Rasanya jembatan emas menuju keadilan dan kemakmuran seperti yang menjadi cita-cita luhur dari Soekarno kini terasa goyah.
Nalar kebangsaan yang membingungkan dan belum bisa menjadi terjemahan kongkret untuk generasi masa kini, yang dihadapkan oleh sumber informasi tak terbatas, menjadi pangkal persoalan kebangsaan yang harus diurai.
Kondisi yang miris dimana kita lambat laun kehilangan jati diri sebagai sebuah bangsa berkebudayaan luhur dan cenderung lebih mengunggulkan budaya asing karena begitu terpapar oleh arus budaya dari bangsa lain.
Dengan kondisi sumber daya manusia dan kekayaan kebudayaan yang melimpah, nalar kebangsaan harus diwacanakan secara kongkret dengan menyentuh sejarah, kebijakan pendidikan, dan kehidupan sehari-hari.

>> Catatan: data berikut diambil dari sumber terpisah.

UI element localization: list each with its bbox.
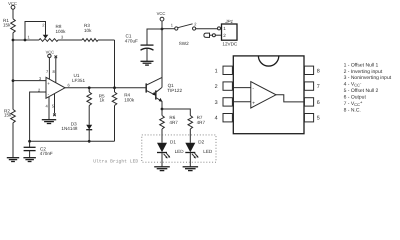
power VCC symbol (top-left)	[8, 1, 17, 19]
resistor R4 100k	[112, 92, 135, 105]
svg-text:LED: LED	[203, 149, 213, 154]
connector P1 pin2 stub plug	[204, 33, 222, 37]
svg-text:2 - Inverting input: 2 - Inverting input	[344, 69, 383, 75]
resistor R6 4R7	[160, 115, 179, 129]
svg-text:LF351: LF351	[72, 78, 85, 83]
ground (op-amp pin 4)	[42, 120, 56, 124]
wire bottom feedback rail	[30, 140, 115, 142]
wire DIP op-amp output to pin 6	[276, 95, 304, 102]
wire right column down to output row	[114, 40, 116, 88]
svg-text:SW2: SW2	[179, 41, 189, 46]
svg-text:2: 2	[223, 33, 226, 38]
svg-text:D2: D2	[198, 140, 204, 145]
ground (C1)	[141, 61, 154, 65]
svg-text:8: 8	[317, 68, 320, 74]
svg-text:15k: 15k	[3, 23, 11, 28]
svg-text:470nF: 470nF	[40, 151, 53, 156]
wire to R6	[161, 109, 163, 116]
svg-text:+: +	[252, 100, 255, 106]
svg-text:1 - Offset Null 1: 1 - Offset Null 1	[344, 62, 379, 68]
wire D2 to ground	[189, 153, 191, 167]
svg-text:4R7: 4R7	[197, 120, 206, 125]
node junction pin3 tap	[12, 79, 15, 82]
wire pot to R3	[58, 39, 82, 41]
transistor Q1 TIP122 (darlington)	[146, 77, 162, 101]
svg-text:1N4148: 1N4148	[61, 126, 78, 131]
ground (D2)	[183, 167, 199, 171]
svg-text:TIP122: TIP122	[167, 88, 182, 93]
wire output pin 6 row	[65, 87, 146, 89]
wire R4 branch	[114, 88, 116, 92]
capacitor C2 470nF	[24, 141, 53, 157]
node junction pot loop	[24, 39, 27, 42]
power VCC symbol (op-amp pin 7)	[46, 49, 55, 79]
svg-text:1: 1	[215, 68, 218, 74]
DIP pin 3	[215, 98, 234, 106]
wire VCC rail down to Q1 collector	[161, 29, 163, 87]
wire D1 to ground	[161, 153, 163, 167]
switch SW2	[171, 21, 198, 46]
svg-text:+: +	[47, 81, 50, 86]
DIP internal op-amp symbol	[251, 82, 276, 108]
ground (D1)	[154, 167, 170, 171]
node junction R4 top	[113, 86, 116, 89]
DIP pin 7	[304, 82, 319, 90]
DIP pin 4	[215, 114, 234, 122]
wire DIP pin3 to op-amp	[233, 101, 251, 103]
wire R5 branch top	[88, 88, 90, 92]
wire branch split to R7	[162, 109, 190, 116]
node junction D3 bottom	[88, 140, 91, 143]
svg-text:3 - Noninverting input: 3 - Noninverting input	[344, 75, 392, 81]
Q1b emitter arrow	[159, 98, 163, 102]
DIP notch	[258, 56, 278, 66]
LED D1	[157, 140, 184, 159]
connector P1 12VDC	[218, 19, 238, 47]
dotted enclosure ultra bright LED box	[142, 135, 216, 162]
svg-text:15k: 15k	[4, 112, 12, 117]
resistor R3 10k	[82, 23, 98, 41]
Q1a emitter arrow	[152, 92, 156, 96]
potentiometer R8 100k	[39, 24, 66, 41]
node junction C2 top	[28, 140, 31, 143]
wire SW2 to P1	[196, 28, 218, 30]
node junction R1 bottom	[12, 39, 15, 42]
wire R5 to D3	[88, 106, 90, 125]
wire pin 3 noninverting input	[13, 80, 46, 82]
svg-text:4: 4	[215, 116, 218, 122]
pinout description text	[344, 62, 392, 113]
svg-text:VCC: VCC	[157, 11, 166, 16]
wire VCC junction to SW2	[162, 28, 175, 30]
capacitor C1 470uF (polarized)	[125, 34, 154, 62]
svg-text:4 - VCC-: 4 - VCC-	[344, 80, 362, 87]
ground (C2)	[23, 158, 36, 162]
svg-text:100k: 100k	[56, 29, 67, 34]
node junction R5 top	[88, 86, 91, 89]
svg-text:470uF: 470uF	[125, 38, 138, 43]
wire VCC to C1	[147, 29, 162, 45]
DIP pin 1	[215, 66, 234, 74]
svg-text:JP1: JP1	[224, 19, 233, 24]
svg-text:2: 2	[215, 84, 218, 90]
node junction LED branches	[161, 108, 164, 111]
wire node to pot	[13, 39, 39, 41]
IC DIP-8 package outline	[233, 56, 304, 134]
svg-text:Ultra Bright LED: Ultra Bright LED	[93, 159, 138, 165]
pot wiper loop wire	[25, 22, 46, 41]
op-amp pin 5 N.C. x mark	[53, 94, 56, 117]
svg-text:VCC: VCC	[46, 49, 55, 54]
ground (left column)	[7, 158, 19, 162]
op-amp U1 LF351 triangle	[46, 77, 65, 98]
DIP pin 5	[304, 114, 319, 122]
svg-text:3: 3	[215, 100, 218, 106]
diode D3 1N4148	[61, 121, 92, 141]
DIP pin 8	[304, 66, 319, 74]
LED D2	[185, 140, 213, 159]
svg-text:LED: LED	[175, 149, 185, 154]
wire Q1 emitter down	[161, 101, 163, 109]
svg-text:12VDC: 12VDC	[222, 42, 237, 47]
op-amp pin 8 N.C. x mark	[55, 56, 58, 83]
wire op-amp pin 4 to ground	[48, 97, 50, 120]
svg-text:D1: D1	[170, 140, 176, 145]
wire R6 to D1	[161, 129, 163, 143]
resistor R5 1k	[87, 92, 105, 105]
wire R2 to ground	[12, 123, 14, 158]
node junction VCC rail	[161, 28, 164, 31]
svg-text:10k: 10k	[84, 28, 92, 33]
svg-text:6: 6	[317, 100, 320, 106]
svg-text:5: 5	[317, 116, 320, 122]
wire R3 to right column	[98, 39, 115, 41]
wire R4 to bottom rail	[114, 106, 116, 142]
svg-text:4R7: 4R7	[169, 120, 178, 125]
wire pin 2 inverting input	[30, 92, 46, 141]
svg-text:Q1: Q1	[168, 83, 175, 88]
resistor R7 4R7	[188, 115, 205, 129]
wire R7 to D2	[189, 129, 191, 143]
resistor R2 15k	[4, 109, 15, 123]
DIP pin 2	[215, 82, 234, 90]
svg-text:1: 1	[223, 26, 226, 31]
svg-text:1k: 1k	[100, 98, 106, 103]
pot wiper arrow	[43, 35, 49, 39]
svg-text:8 - N.C.: 8 - N.C.	[344, 107, 361, 113]
DIP pin 6	[304, 98, 319, 106]
svg-text:5 - Offset Null 2: 5 - Offset Null 2	[344, 88, 379, 94]
power VCC symbol (top middle)	[157, 11, 166, 29]
wire left column R1 to R2	[12, 33, 14, 110]
svg-text:100k: 100k	[124, 98, 135, 103]
svg-text:7: 7	[317, 84, 320, 90]
svg-text:6 - Output: 6 - Output	[344, 95, 367, 101]
resistor R1 15k	[3, 18, 15, 33]
wire DIP pin2 to op-amp	[233, 87, 251, 89]
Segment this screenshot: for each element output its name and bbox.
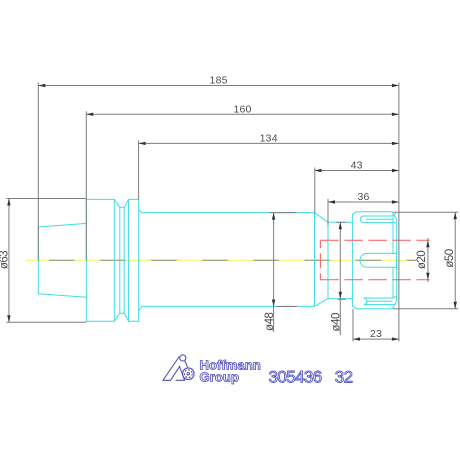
svg-text:36: 36 <box>357 191 369 203</box>
svg-text:305436: 305436 <box>269 368 322 387</box>
svg-text:ø50: ø50 <box>444 249 456 267</box>
svg-text:32: 32 <box>335 368 353 387</box>
svg-text:ø20: ø20 <box>416 251 428 269</box>
svg-text:ø40: ø40 <box>330 313 342 331</box>
svg-text:ø63: ø63 <box>0 251 10 269</box>
svg-text:43: 43 <box>351 160 363 172</box>
svg-text:Group: Group <box>200 369 240 384</box>
svg-text:134: 134 <box>260 132 278 144</box>
svg-text:23: 23 <box>370 328 382 340</box>
svg-text:160: 160 <box>233 103 251 115</box>
svg-text:185: 185 <box>210 75 228 87</box>
svg-text:ø48: ø48 <box>264 313 276 331</box>
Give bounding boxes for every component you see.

Untuk membalikkan pandangan Mochtar Lubis mengenai watak yang harus diperbaiki manusia Indonesia, diperlukan kebijakan publik yang berakar pada pemahaman utuh terhadap kondisi sosial dan realitas masyarakat saat ini. Bukan hanya sebuah kebijakan teknokratis yang cenderung tak menyentuh akar permasalahan.
Sejarah telah terukir bahwa bangsa ini pernah menjadi pusat peradaban dunia. Kini kita perlu kompas dan peta yang jelas dalam bentuk nalar kebangsaan untuk bisa mengembalikan masa kejayaan tersebut.